Elections Have Consequences

Pro-life demonstrators celebrate outside the U.S. Supreme Court as the court rules in the Dobbs v. Women’s Health Organization abortion case overturning Roe v. Wade in Washington, D.C., June 24, 2022. (Evelyn Hockstein/Reuters)

Republicans have won only eight of the last 14 presidential elections (and two of those presidents did not win the popular vote), so the presidency has seemed like more or less a toss-up since the debacle of the Lyndon Johnson presidency. However, luck simply fell in favor of the Republicans; from the election of Richard Nixon through to the start of the Bill Clinton era, Republicans have seated ten consecutive justices. (There were four by Nixon, one by Ford, three by Reagan, and two by George H. W. Bush. Jimmy Carter is the only president in my lifetime who was not able to fill a Supreme Court vacancy. Donald Trump served only one term, yet got three seats.)

The point is, as a matter of Supreme Court dynamics, Roe never should have lasted as long as it did. Even if you date the rise of the pro-life movement to the election of Ronald Reagan as president (just a few years after he had signed a very permissive abortion law as governor of California), Republican presidents (all of whom campaigned as pro-life stalwarts) have chosen ten of the last 14 justices (not counting Ketanji Brown Jackson, who has yet to be seated) and five of the last seven.
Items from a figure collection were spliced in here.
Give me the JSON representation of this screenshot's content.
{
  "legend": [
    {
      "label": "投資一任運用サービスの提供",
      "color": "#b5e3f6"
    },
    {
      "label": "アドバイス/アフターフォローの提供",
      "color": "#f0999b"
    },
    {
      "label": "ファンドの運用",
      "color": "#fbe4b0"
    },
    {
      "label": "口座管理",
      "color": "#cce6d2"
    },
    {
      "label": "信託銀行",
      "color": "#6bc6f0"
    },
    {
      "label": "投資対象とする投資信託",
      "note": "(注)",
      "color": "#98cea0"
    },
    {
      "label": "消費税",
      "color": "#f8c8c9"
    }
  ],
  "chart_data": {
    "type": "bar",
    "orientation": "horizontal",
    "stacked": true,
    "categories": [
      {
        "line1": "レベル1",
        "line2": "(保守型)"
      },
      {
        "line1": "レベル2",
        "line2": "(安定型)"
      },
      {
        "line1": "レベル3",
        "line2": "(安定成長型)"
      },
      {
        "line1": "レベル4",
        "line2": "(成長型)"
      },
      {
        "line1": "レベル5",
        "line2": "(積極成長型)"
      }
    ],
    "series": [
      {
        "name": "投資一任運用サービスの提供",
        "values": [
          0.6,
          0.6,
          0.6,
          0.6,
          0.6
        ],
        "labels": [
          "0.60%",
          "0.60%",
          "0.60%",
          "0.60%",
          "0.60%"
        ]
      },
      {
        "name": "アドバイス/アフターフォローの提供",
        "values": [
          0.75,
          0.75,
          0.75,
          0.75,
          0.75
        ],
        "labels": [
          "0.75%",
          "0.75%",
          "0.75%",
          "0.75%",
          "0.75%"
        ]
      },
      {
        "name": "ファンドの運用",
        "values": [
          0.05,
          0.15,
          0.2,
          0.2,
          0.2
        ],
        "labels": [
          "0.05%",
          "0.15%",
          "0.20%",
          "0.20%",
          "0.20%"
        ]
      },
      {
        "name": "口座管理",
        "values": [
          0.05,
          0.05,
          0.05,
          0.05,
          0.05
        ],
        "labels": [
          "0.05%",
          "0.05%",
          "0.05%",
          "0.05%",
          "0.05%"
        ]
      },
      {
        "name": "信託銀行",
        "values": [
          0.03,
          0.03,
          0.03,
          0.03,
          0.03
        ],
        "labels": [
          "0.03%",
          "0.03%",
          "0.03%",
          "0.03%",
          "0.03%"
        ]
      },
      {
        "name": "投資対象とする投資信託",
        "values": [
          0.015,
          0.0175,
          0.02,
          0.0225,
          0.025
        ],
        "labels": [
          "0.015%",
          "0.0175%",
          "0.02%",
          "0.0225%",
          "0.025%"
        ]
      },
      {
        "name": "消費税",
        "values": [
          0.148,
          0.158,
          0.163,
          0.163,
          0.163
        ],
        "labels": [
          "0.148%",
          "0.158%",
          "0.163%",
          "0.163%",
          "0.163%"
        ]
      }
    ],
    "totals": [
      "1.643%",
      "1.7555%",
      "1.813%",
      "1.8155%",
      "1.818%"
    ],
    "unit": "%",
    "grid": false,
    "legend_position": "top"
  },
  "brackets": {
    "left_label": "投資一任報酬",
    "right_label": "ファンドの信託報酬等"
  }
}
There should have been a majority to overturn Roe many years ago.

The only reason Roe lasted this long was that Republican presidents seated many justices who turned out to be either reliably liberal or at least liberal on the things that are most important to liberals. (The last Democrat-picked justice who could be described as conservative was Byron White, whom John F. Kennedy nominated.) For this reason, Democrats started to think, not without good reason, that the Supreme Court was functionally a moderately liberal super-legislature that would almost always cut through the failure of Democrats to persuade voters to make the changes they wanted at the times they wanted them and come through with the proper liberal decision (albeit not in Bush v. Gore).

But that isn’t the way the Supreme Court is supposed to work. Far from being institutionally liberal, it’s supposed to be institutionally conservative, i.e., it’s supposed to apply the Constitution. We appear to be at the start of a bold new era in which the Left of this country will have to recognize the Constitution and work from there.